No ano passado, fiquei meu primeiro agosto em Madri. O suficiente para jurar de pés juntos que jamais faria essa tontería outra vez!

 

Como tudo que a gente promete que nunca mais fará é logo a primeira coisa que a gente faz, a Lei de Murphy não me deixou fugir à regra e cá estamos nós, outro agosto aqui.

 

Esse é o mês que Madri muda de endereço. Muitas lojas e restaurantes fecham para férias, a cidade fica deserta, animais são abandonados, velhinhos são largados nos hospitais pelas próprias famílias, enfim, coisas bem tristes.  E isso tudo se deve ao calor insuportável que faz nessa época do ano, que leva todo mundo a fugir sem olhar para trás. Ficam meia dúzia de gatos pingados que sobraram, uns pringados.

 

Pois se o universo conspirou para que fosse assim, também nos ajudou a mostrar mais uma máxima, a que toda a regra tem exceção e que nem sempre isso é ruim. O clima está incrivelmente agradável! Os dias estão lindos e o calor razoavelmente suportável. Dá até medo de elogiar.

 

É verdade que na hora da siesta, entre 3 e 5 da tarde, a coisa fica meio complicada. Mas as manhãs e as noites estão uma delícia! E, convenhamos, na pior das hipóteses, ainda posso dizer que estou passando férias em Madri!

 

Os dias ensolarados tem a mesma claridade da praia e, mesmo usando protetor solar diariamente, nem estou tão branquela.

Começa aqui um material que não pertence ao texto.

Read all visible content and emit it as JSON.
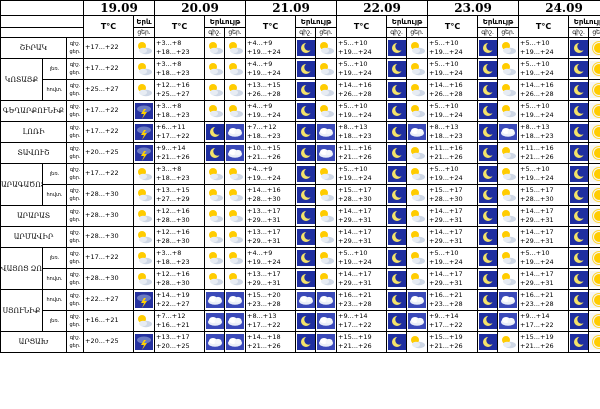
{
  "dates": [
    "19.09",
    "20.09",
    "21.09",
    "22.09",
    "23.09",
    "24.09"
  ],
  "header": {
    "temp_label": "T°C",
    "weather_label": "Երևույթ",
    "day_label": "ցերեկ",
    "day_short": "ցեր.",
    "night_short": "գիշ.",
    "tp_label": "Երև"
  },
  "rows": [
    {
      "region": "ՇԻՐԱԿ",
      "zone": "",
      "night": "գիշ.",
      "day": "ցեր.",
      "t": [
        [
          "",
          "+17...+22"
        ],
        [
          "+3...+8",
          "+18...+23"
        ],
        [
          "+4...+9",
          "+19...+24"
        ],
        [
          "+5...+10",
          "+19...+24"
        ],
        [
          "+5...+10",
          "+19...+24"
        ],
        [
          "+5...+10",
          "+19...+24"
        ]
      ],
      "w": [
        "partly",
        "partly",
        "moon",
        "moon",
        "moon",
        "moon"
      ],
      "w2": [
        "",
        "partly",
        "",
        "partly",
        "partly",
        "sun"
      ]
    },
    {
      "region": "ԿՈՏԱՅՔ",
      "zone": "լեռ.",
      "night": "գիշ.",
      "day": "ցեր.",
      "t": [
        [
          "",
          "+17...+22"
        ],
        [
          "+3...+8",
          "+18...+23"
        ],
        [
          "+4...+9",
          "+19...+24"
        ],
        [
          "+5...+10",
          "+19...+24"
        ],
        [
          "+5...+10",
          "+19...+24"
        ],
        [
          "+5...+10",
          "+19...+24"
        ]
      ],
      "w": [
        "partly",
        "partly",
        "moon",
        "moon",
        "moon",
        "moon"
      ],
      "w2": [
        "",
        "partly",
        "",
        "partly",
        "partly",
        "sun"
      ]
    },
    {
      "region": "",
      "zone": "հովտ.",
      "night": "գիշ.",
      "day": "ցեր.",
      "t": [
        [
          "",
          "+25...+27"
        ],
        [
          "+12...+16",
          "+25...+27"
        ],
        [
          "+13...+15",
          "+26...+28"
        ],
        [
          "+14...+16",
          "+26...+28"
        ],
        [
          "+14...+16",
          "+26...+28"
        ],
        [
          "+14...+16",
          "+26...+28"
        ]
      ],
      "w": [
        "partly",
        "partly",
        "moon",
        "moon",
        "moon",
        "moon"
      ],
      "w2": [
        "",
        "partly",
        "",
        "partly",
        "partly",
        "sun"
      ]
    },
    {
      "region": "ԳԵՂԱՐՔՈՒՆԻՔ",
      "zone": "",
      "night": "գիշ.",
      "day": "ցեր.",
      "t": [
        [
          "",
          "+17...+22"
        ],
        [
          "+3...+8",
          "+18...+23"
        ],
        [
          "+4...+9",
          "+19...+24"
        ],
        [
          "+5...+10",
          "+19...+24"
        ],
        [
          "+5...+10",
          "+19...+24"
        ],
        [
          "+5...+10",
          "+19...+24"
        ]
      ],
      "w": [
        "storm",
        "partly",
        "moon",
        "moon",
        "moon",
        "moon"
      ],
      "w2": [
        "",
        "partly",
        "",
        "partly",
        "partly",
        "sun"
      ]
    },
    {
      "region": "ԼՈՌԻ",
      "zone": "",
      "night": "գիշ.",
      "day": "ցեր.",
      "t": [
        [
          "",
          "+17...+22"
        ],
        [
          "+6...+11",
          "+17...+22"
        ],
        [
          "+7...+12",
          "+18...+23"
        ],
        [
          "+8...+13",
          "+18...+23"
        ],
        [
          "+8...+13",
          "+18...+23"
        ],
        [
          "+8...+13",
          "+18...+23"
        ]
      ],
      "w": [
        "storm",
        "moon",
        "moon",
        "moon",
        "moon",
        "moon"
      ],
      "w2": [
        "",
        "cloud",
        "cloud",
        "cloud",
        "cloud",
        "sun"
      ]
    },
    {
      "region": "ՏԱՎՈՒՇ",
      "zone": "",
      "night": "գիշ.",
      "day": "ցեր.",
      "t": [
        [
          "",
          "+20...+25"
        ],
        [
          "+9...+14",
          "+21...+26"
        ],
        [
          "+10...+15",
          "+21...+26"
        ],
        [
          "+11...+16",
          "+21...+26"
        ],
        [
          "+11...+16",
          "+21...+26"
        ],
        [
          "+11...+16",
          "+21...+26"
        ]
      ],
      "w": [
        "storm",
        "moon",
        "moon",
        "moon",
        "moon",
        "moon"
      ],
      "w2": [
        "",
        "cloud",
        "cloud",
        "partly",
        "partly",
        "sun"
      ]
    },
    {
      "region": "ԱՐԱԳԱԾՈՏՆ",
      "zone": "լեռ.",
      "night": "գիշ.",
      "day": "ցեր.",
      "t": [
        [
          "",
          "+17...+22"
        ],
        [
          "+3...+8",
          "+18...+23"
        ],
        [
          "+4...+9",
          "+19...+24"
        ],
        [
          "+5...+10",
          "+19...+24"
        ],
        [
          "+5...+10",
          "+19...+24"
        ],
        [
          "+5...+10",
          "+19...+24"
        ]
      ],
      "w": [
        "partly",
        "partly",
        "moon",
        "moon",
        "moon",
        "moon"
      ],
      "w2": [
        "",
        "partly",
        "",
        "partly",
        "partly",
        "sun"
      ]
    },
    {
      "region": "",
      "zone": "հովտ.",
      "night": "գիշ.",
      "day": "ցեր.",
      "t": [
        [
          "",
          "+28...+30"
        ],
        [
          "+13...+15",
          "+27...+29"
        ],
        [
          "+14...+16",
          "+28...+30"
        ],
        [
          "+15...+17",
          "+28...+30"
        ],
        [
          "+15...+17",
          "+28...+30"
        ],
        [
          "+15...+17",
          "+28...+30"
        ]
      ],
      "w": [
        "partly",
        "partly",
        "moon",
        "moon",
        "moon",
        "moon"
      ],
      "w2": [
        "",
        "partly",
        "",
        "partly",
        "partly",
        "sun"
      ]
    },
    {
      "region": "ԱՐԱՐԱՏ",
      "zone": "",
      "night": "գիշ.",
      "day": "ցեր.",
      "t": [
        [
          "",
          "+28...+30"
        ],
        [
          "+12...+16",
          "+28...+30"
        ],
        [
          "+13...+17",
          "+29...+31"
        ],
        [
          "+14...+17",
          "+29...+31"
        ],
        [
          "+14...+17",
          "+29...+31"
        ],
        [
          "+14...+17",
          "+29...+31"
        ]
      ],
      "w": [
        "partly",
        "partly",
        "moon",
        "moon",
        "moon",
        "moon"
      ],
      "w2": [
        "",
        "partly",
        "",
        "partly",
        "partly",
        "sun"
      ]
    },
    {
      "region": "ԱՐՄԱՎԻՐ",
      "zone": "",
      "night": "գիշ.",
      "day": "ցեր.",
      "t": [
        [
          "",
          "+28...+30"
        ],
        [
          "+12...+16",
          "+28...+30"
        ],
        [
          "+13...+17",
          "+29...+31"
        ],
        [
          "+14...+17",
          "+29...+31"
        ],
        [
          "+14...+17",
          "+29...+31"
        ],
        [
          "+14...+17",
          "+29...+31"
        ]
      ],
      "w": [
        "partly",
        "partly",
        "moon",
        "moon",
        "moon",
        "moon"
      ],
      "w2": [
        "",
        "partly",
        "",
        "partly",
        "partly",
        "sun"
      ]
    },
    {
      "region": "ՎԱՅՈՑ ՁՈՐ",
      "zone": "լեռ.",
      "night": "գիշ.",
      "day": "ցեր.",
      "t": [
        [
          "",
          "+17...+22"
        ],
        [
          "+3...+8",
          "+18...+23"
        ],
        [
          "+4...+9",
          "+19...+24"
        ],
        [
          "+5...+10",
          "+19...+24"
        ],
        [
          "+5...+10",
          "+19...+24"
        ],
        [
          "+5...+10",
          "+19...+24"
        ]
      ],
      "w": [
        "partly",
        "partly",
        "moon",
        "moon",
        "moon",
        "moon"
      ],
      "w2": [
        "",
        "partly",
        "",
        "partly",
        "partly",
        "sun"
      ]
    },
    {
      "region": "",
      "zone": "հովտ.",
      "night": "գիշ.",
      "day": "ցեր.",
      "t": [
        [
          "",
          "+28...+30"
        ],
        [
          "+12...+16",
          "+28...+30"
        ],
        [
          "+13...+17",
          "+29...+31"
        ],
        [
          "+14...+17",
          "+29...+31"
        ],
        [
          "+14...+17",
          "+29...+31"
        ],
        [
          "+14...+17",
          "+29...+31"
        ]
      ],
      "w": [
        "partly",
        "partly",
        "moon",
        "moon",
        "moon",
        "moon"
      ],
      "w2": [
        "",
        "partly",
        "",
        "partly",
        "partly",
        "sun"
      ]
    },
    {
      "region": "ՍՅՈՒՆԻՔ",
      "zone": "հովտ.",
      "night": "գիշ.",
      "day": "ցեր.",
      "t": [
        [
          "",
          "+22...+27"
        ],
        [
          "+14...+19",
          "+22...+27"
        ],
        [
          "+15...+20",
          "+23...+28"
        ],
        [
          "+16...+21",
          "+23...+28"
        ],
        [
          "+16...+21",
          "+23...+28"
        ],
        [
          "+16...+21",
          "+23...+28"
        ]
      ],
      "w": [
        "storm",
        "cloud",
        "cloud",
        "moon",
        "moon",
        "moon"
      ],
      "w2": [
        "",
        "cloud",
        "cloud",
        "cloud",
        "cloud",
        "sun"
      ]
    },
    {
      "region": "",
      "zone": "լեռ.",
      "night": "գիշ.",
      "day": "ցեր.",
      "t": [
        [
          "",
          "+16...+21"
        ],
        [
          "+7...+12",
          "+16...+21"
        ],
        [
          "+8...+13",
          "+17...+22"
        ],
        [
          "+9...+14",
          "+17...+22"
        ],
        [
          "+9...+14",
          "+17...+22"
        ],
        [
          "+9...+14",
          "+17...+22"
        ]
      ],
      "w": [
        "partly",
        "cloud",
        "moon",
        "moon",
        "moon",
        "moon"
      ],
      "w2": [
        "",
        "cloud",
        "cloud",
        "cloud",
        "cloud",
        "sun"
      ]
    },
    {
      "region": "ԱՐՑԱԽ",
      "zone": "",
      "night": "գիշ.",
      "day": "ցեր.",
      "t": [
        [
          "",
          "+20...+25"
        ],
        [
          "+13...+17",
          "+20...+25"
        ],
        [
          "+14...+18",
          "+21...+26"
        ],
        [
          "+15...+19",
          "+21...+26"
        ],
        [
          "+15...+19",
          "+21...+26"
        ],
        [
          "+15...+19",
          "+21...+26"
        ]
      ],
      "w": [
        "storm",
        "cloud",
        "moon",
        "moon",
        "moon",
        "moon"
      ],
      "w2": [
        "",
        "cloud",
        "cloud",
        "partly",
        "partly",
        "sun"
      ]
    }
  ]
}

Saio de camiseta cavada e tenho até marquinha branca da fita do Senhor do Bonfim que não arrebenta nem a pau!

 

Ontem fiz um programa que adorei, andar de bicicleta no parque do Retiro. A dica foi de uma amiga brasileira que mora aqui, fui com ela. Na Avenida Menéndez Pelayo, bem na frente de uma das portas para o parque, há uma loja que aluga bicicletas.

 

Minhas primeiras pedaladas saíram meio desengonçadas, mas rapidamente entrei no esquema. A boa notícia é que não ando tão enferrujada, minha musculatura amanheceu sem um pingo de dor. A parte difícil é, digamos, a parte glútea. Caraca! Aquele banquinho miniatura torturador de bumbuns só pode ser sacanagem dos fabricantes, né? Precisa mesmo ser tão pequeno e desconfortável? Deve ser um complô para vender short acolchoado!

 

Mas, enfim, a gente esquece o desconforto quando vai um pouco mais depressa, sente o vento no rosto e aquela luz, que parece estroboscópica, se alternando entre as folhas das árvores. Em breve, elas estarão amarelando e continuarão bonitas até o inverno.

 

Uma coisa engraçada, a gente não transpira. O clima aqui é tão seco que o suor evapora! Você precisa estar bem atento para não desidratar. Por outro lado, você não fica com aquela aparência nojenta de quem parece que não toma banho há dias. Apesar que alguns não tomam mesmo!

 

Assim que conseguir sentar sem franzir a testa, voltarei lá para repetir a dose. Quem sabe da próxima vez me anime e vá de biquini. Praia de europeu é gramado no parque, sabia? Quem não tem cão…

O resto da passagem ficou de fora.